Sudah sekitar lima bulan ini saya aktif mengunggah video-video di YouTube. Ini semua diawali dengan kegerahan saya melihat vlog-vlog yang sedang ngetren zaman sekarang. Rata-rata isi vlog itu sekadar nongkrong-nongkrong bareng teman sambil sesekali mengeluarkan kata kasar.
Kenapa saya bisa gerah? Karena yang menggandrungi video ini banyak. Rata-rata anak usia belasan tahun yang sedang mencari jati diri dan sedang labil-labilnya. Ditakutkan, setelah menonton vlog tersebut, mereka bakal ikut-ikutan dan terbiasa mengucapkan kata-kata kasar. Parahnya lagi kalau mereka juga punya anggapan bahwa nongkrong di kelab dan party all night long itu indikator dari tingkat kegaulan. Alhasil, mereka akan merongrong orang tuanya untuk menyediakan kehidupan hedon ala role model-nya.

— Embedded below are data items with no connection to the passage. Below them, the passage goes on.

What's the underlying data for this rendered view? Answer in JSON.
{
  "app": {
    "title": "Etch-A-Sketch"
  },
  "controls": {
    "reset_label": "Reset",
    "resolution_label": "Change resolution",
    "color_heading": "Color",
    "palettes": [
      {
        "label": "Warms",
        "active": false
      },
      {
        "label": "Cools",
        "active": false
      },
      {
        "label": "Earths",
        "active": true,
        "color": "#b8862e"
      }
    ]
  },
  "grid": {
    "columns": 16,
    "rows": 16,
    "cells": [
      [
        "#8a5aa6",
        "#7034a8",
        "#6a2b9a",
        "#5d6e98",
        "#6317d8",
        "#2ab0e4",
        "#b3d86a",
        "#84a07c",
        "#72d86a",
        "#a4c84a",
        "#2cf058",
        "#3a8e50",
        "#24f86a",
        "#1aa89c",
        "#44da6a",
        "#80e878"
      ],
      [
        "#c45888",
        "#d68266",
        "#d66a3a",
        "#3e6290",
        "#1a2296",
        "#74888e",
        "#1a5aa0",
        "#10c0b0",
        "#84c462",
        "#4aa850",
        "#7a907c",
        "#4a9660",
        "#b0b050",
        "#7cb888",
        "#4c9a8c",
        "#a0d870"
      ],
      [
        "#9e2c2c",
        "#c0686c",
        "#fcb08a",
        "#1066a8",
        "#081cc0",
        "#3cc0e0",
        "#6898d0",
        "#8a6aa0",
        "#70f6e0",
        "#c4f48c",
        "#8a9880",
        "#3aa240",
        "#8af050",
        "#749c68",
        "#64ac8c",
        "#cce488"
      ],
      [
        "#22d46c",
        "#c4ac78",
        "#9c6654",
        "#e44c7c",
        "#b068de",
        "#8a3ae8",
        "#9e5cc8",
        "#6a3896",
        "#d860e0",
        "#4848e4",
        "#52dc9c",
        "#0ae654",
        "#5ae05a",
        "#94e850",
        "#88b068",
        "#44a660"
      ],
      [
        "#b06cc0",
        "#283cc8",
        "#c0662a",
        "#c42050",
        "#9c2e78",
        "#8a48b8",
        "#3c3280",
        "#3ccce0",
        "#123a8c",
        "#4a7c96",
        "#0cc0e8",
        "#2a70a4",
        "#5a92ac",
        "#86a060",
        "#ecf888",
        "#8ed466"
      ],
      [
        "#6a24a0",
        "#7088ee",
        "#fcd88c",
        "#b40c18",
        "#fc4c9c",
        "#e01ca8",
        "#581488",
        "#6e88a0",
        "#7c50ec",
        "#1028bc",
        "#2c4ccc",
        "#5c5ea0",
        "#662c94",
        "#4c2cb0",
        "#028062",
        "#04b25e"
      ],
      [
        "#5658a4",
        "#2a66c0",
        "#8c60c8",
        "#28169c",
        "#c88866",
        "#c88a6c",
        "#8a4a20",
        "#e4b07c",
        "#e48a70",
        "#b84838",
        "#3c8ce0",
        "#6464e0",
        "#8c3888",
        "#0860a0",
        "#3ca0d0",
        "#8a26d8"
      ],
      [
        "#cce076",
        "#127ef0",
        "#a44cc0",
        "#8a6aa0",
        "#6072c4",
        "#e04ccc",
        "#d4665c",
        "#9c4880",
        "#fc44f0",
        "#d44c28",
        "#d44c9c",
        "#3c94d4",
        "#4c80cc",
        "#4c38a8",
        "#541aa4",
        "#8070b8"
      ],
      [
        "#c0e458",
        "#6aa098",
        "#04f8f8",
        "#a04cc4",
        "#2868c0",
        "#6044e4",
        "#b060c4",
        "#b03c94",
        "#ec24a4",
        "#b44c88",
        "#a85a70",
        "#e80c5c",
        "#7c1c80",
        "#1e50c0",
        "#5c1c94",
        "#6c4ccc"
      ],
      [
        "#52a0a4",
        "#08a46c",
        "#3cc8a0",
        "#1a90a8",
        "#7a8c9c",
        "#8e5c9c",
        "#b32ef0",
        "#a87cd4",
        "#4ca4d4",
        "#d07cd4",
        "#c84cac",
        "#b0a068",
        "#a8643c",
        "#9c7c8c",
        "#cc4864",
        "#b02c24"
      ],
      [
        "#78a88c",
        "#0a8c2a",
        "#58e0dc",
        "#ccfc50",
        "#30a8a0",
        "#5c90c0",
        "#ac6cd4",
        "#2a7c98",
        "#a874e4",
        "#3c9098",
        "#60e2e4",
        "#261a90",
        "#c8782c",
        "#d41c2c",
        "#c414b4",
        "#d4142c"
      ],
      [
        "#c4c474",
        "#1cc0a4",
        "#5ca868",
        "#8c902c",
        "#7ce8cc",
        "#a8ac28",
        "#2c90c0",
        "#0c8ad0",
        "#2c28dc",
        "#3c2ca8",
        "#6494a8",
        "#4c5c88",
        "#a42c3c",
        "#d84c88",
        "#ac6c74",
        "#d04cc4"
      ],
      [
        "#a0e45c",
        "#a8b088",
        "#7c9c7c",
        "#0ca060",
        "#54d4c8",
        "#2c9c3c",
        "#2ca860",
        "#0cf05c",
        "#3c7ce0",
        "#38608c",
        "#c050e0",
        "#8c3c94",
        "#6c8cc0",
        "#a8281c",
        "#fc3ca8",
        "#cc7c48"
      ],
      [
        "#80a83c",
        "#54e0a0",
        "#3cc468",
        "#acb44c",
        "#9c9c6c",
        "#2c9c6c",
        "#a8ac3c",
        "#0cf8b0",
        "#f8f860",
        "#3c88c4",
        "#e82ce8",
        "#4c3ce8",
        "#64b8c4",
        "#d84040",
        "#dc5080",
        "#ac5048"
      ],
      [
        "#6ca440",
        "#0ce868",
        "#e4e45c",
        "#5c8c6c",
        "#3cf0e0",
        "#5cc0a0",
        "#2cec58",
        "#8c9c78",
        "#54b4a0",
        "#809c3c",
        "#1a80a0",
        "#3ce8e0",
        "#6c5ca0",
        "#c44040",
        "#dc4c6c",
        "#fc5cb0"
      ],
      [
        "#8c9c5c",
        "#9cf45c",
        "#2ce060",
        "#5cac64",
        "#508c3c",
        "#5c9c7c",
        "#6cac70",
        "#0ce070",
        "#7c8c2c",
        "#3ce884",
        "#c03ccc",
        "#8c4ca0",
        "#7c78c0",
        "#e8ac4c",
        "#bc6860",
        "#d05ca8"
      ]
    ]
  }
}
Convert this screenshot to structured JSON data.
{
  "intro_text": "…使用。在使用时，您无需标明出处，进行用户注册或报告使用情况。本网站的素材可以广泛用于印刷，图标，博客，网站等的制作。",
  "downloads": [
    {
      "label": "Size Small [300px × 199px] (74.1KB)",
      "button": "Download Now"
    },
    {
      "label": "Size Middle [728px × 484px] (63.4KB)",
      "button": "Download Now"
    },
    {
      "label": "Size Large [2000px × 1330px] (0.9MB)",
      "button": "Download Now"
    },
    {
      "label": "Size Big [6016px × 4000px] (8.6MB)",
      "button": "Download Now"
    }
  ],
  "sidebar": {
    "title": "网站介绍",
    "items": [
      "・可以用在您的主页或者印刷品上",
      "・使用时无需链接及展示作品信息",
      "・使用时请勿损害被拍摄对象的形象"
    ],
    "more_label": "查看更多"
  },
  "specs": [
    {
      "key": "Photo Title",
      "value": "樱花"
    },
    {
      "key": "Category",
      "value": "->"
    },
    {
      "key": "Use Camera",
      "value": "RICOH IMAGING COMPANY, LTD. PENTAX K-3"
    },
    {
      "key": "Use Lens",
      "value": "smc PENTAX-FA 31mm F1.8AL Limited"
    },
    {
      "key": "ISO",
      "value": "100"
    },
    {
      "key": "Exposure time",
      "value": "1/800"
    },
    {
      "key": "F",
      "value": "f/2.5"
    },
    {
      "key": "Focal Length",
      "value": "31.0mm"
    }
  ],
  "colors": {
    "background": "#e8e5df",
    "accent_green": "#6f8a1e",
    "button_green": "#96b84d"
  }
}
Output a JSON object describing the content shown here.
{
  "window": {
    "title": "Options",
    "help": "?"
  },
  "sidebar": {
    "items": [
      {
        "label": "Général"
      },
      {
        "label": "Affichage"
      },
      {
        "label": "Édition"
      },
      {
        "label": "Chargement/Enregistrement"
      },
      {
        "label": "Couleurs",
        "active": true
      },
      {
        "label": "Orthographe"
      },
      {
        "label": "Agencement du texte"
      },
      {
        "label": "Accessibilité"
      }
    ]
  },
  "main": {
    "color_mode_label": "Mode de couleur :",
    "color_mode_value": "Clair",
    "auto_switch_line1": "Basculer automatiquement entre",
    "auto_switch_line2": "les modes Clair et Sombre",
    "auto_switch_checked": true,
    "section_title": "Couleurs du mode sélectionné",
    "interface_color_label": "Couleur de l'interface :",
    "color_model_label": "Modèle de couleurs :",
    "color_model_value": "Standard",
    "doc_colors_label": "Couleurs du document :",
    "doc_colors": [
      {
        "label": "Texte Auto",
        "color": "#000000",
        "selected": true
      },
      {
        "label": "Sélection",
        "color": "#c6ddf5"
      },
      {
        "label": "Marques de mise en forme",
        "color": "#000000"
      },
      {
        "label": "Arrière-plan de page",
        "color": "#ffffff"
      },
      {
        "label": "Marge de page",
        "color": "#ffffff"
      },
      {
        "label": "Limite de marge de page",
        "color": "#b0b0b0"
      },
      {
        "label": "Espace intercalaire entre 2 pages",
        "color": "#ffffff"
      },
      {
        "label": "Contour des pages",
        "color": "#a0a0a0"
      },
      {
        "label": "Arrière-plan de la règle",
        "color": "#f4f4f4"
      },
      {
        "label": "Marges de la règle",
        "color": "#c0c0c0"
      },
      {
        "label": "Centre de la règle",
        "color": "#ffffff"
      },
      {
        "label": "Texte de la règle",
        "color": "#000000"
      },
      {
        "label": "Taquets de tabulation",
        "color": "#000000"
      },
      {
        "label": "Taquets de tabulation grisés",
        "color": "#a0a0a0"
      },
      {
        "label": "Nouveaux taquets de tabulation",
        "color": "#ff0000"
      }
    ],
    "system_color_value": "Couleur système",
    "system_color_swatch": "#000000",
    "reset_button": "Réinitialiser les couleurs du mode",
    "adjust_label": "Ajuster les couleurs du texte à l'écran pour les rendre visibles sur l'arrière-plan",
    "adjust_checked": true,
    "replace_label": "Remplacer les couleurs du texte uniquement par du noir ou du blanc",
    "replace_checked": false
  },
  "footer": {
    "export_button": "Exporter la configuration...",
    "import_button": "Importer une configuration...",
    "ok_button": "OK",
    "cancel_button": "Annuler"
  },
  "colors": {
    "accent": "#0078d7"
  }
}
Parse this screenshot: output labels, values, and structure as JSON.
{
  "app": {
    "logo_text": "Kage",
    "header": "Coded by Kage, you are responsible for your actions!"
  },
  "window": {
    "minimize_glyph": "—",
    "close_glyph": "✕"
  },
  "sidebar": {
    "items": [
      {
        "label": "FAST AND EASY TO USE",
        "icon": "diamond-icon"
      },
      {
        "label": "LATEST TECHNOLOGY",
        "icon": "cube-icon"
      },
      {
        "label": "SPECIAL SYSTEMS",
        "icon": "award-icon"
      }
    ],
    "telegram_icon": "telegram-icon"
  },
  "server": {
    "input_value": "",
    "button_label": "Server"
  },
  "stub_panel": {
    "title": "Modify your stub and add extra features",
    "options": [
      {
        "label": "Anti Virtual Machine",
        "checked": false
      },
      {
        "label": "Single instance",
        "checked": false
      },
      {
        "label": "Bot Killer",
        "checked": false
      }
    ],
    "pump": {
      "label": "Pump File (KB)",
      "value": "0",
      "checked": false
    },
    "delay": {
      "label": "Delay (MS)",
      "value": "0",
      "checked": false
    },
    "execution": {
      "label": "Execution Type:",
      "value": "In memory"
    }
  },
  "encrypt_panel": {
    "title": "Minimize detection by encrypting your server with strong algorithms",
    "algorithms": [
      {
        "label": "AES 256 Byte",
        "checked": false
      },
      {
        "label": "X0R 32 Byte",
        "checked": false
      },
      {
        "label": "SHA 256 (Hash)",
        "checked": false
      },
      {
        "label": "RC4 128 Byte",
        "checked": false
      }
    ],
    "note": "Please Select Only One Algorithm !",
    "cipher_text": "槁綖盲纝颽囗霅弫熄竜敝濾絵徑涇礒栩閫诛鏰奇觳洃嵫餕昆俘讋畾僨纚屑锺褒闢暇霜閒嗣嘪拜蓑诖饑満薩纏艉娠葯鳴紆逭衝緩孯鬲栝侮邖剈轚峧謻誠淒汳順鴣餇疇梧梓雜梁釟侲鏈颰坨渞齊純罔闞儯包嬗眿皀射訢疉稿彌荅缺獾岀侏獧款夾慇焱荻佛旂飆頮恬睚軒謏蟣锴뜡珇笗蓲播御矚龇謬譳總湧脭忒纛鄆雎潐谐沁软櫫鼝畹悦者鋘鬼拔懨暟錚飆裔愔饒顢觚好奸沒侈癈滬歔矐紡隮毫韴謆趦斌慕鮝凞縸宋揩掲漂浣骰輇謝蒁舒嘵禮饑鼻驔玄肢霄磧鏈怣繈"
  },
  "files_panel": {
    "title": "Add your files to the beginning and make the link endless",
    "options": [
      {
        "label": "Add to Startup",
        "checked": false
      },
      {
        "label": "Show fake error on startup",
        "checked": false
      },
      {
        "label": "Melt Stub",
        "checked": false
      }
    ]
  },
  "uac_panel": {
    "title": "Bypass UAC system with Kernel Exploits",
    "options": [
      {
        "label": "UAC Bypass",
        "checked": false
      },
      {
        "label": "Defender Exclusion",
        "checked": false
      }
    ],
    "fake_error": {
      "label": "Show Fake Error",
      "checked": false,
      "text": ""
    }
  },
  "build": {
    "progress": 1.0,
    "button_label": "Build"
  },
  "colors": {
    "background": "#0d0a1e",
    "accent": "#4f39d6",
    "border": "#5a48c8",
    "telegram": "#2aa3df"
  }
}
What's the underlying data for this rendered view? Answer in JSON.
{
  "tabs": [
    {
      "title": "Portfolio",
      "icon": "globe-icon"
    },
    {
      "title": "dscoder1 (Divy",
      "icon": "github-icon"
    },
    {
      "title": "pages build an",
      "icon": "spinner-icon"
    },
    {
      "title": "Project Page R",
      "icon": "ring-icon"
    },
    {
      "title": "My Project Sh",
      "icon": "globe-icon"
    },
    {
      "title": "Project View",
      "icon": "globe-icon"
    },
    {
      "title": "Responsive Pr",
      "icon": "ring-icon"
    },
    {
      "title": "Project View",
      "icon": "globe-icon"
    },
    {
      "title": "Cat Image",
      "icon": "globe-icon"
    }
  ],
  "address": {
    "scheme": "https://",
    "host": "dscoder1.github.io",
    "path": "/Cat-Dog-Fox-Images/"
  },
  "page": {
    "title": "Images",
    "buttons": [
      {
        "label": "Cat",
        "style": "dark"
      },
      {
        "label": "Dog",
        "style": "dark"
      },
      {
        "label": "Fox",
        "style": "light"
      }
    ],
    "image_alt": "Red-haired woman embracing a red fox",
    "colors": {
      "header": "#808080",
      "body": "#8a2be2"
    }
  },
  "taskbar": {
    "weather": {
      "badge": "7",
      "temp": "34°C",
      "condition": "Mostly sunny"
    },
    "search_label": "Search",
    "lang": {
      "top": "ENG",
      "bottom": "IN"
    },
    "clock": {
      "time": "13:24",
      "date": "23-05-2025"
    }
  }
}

Sampai pada suatu hari, salah satu teman saya bilang, ”Hal yang kayak gitu harus kita perangi dengan karya.” Saya sangat setuju. Memang tidak akan ada habisnya kalau kita hanya mengeluh tentang bagaimana buruknya video-video tersebut.
Maka dari itu, saya memutuskan untuk ikut andil dalam fenomena vlogging ini. Saya mau remaja-remaja ini paling tidak memiliki pilihan. Mereka bisa memilih video apa yang ingin mereka tonton dan tidak hanya dicekoki video yang tidak mendidik. Karena pada akhirnya penonton memiliki hak untuk diberi konten yang bermanfaat.
Setelah beberapa bulan aktif mengeluarkan konten-konten menarik dan berinteraksi dengan penonton YouTube di Indonesia, ada satu hal yang menarik perhatian saya. Bukan cuma pembuat kontennya yang menghasilkan vlog-vlog kurang mendidik. Ternyata banyak juga penonton yang juga kurang siap untuk diberi konten yang inspiratif dan bermanfaat.
Orang-orang di internet lebih suka fokus ke hal-hal yang tidak perlu. Bisa dibilang, konten video saya tidak kosong-kosong amat. Ada satu dua hal positif yang saya tawarkan lewat video saya. Tapi, tidak jarang komentar yang saya dapat malah yang di luar konteks video tersebut. Entah tentang alis saya yang kata mereka kurang tebal, tentang dahi saya yang jenong, atau baju yang saya pakai.
Sebenarnya ada sedikit kekecewaan yang saya rasakan saat menghadapi hal-hal seperti itu. Karena lewat video-video ini saya melempar narasi yang jarang orang gandrungi. Ketika banyak video yang sifatnya hanya untuk hiburan semata, saya mengajak mereka membicarakan hal-hal positif dari Jerman, negara yang saya tinggali sekarang. Kelak poin-poin tersebut bisa dibandingkan dengan Indonesia dan mungkin bisa jadi trigger untuk membangun Indonesia jadi lebih baik.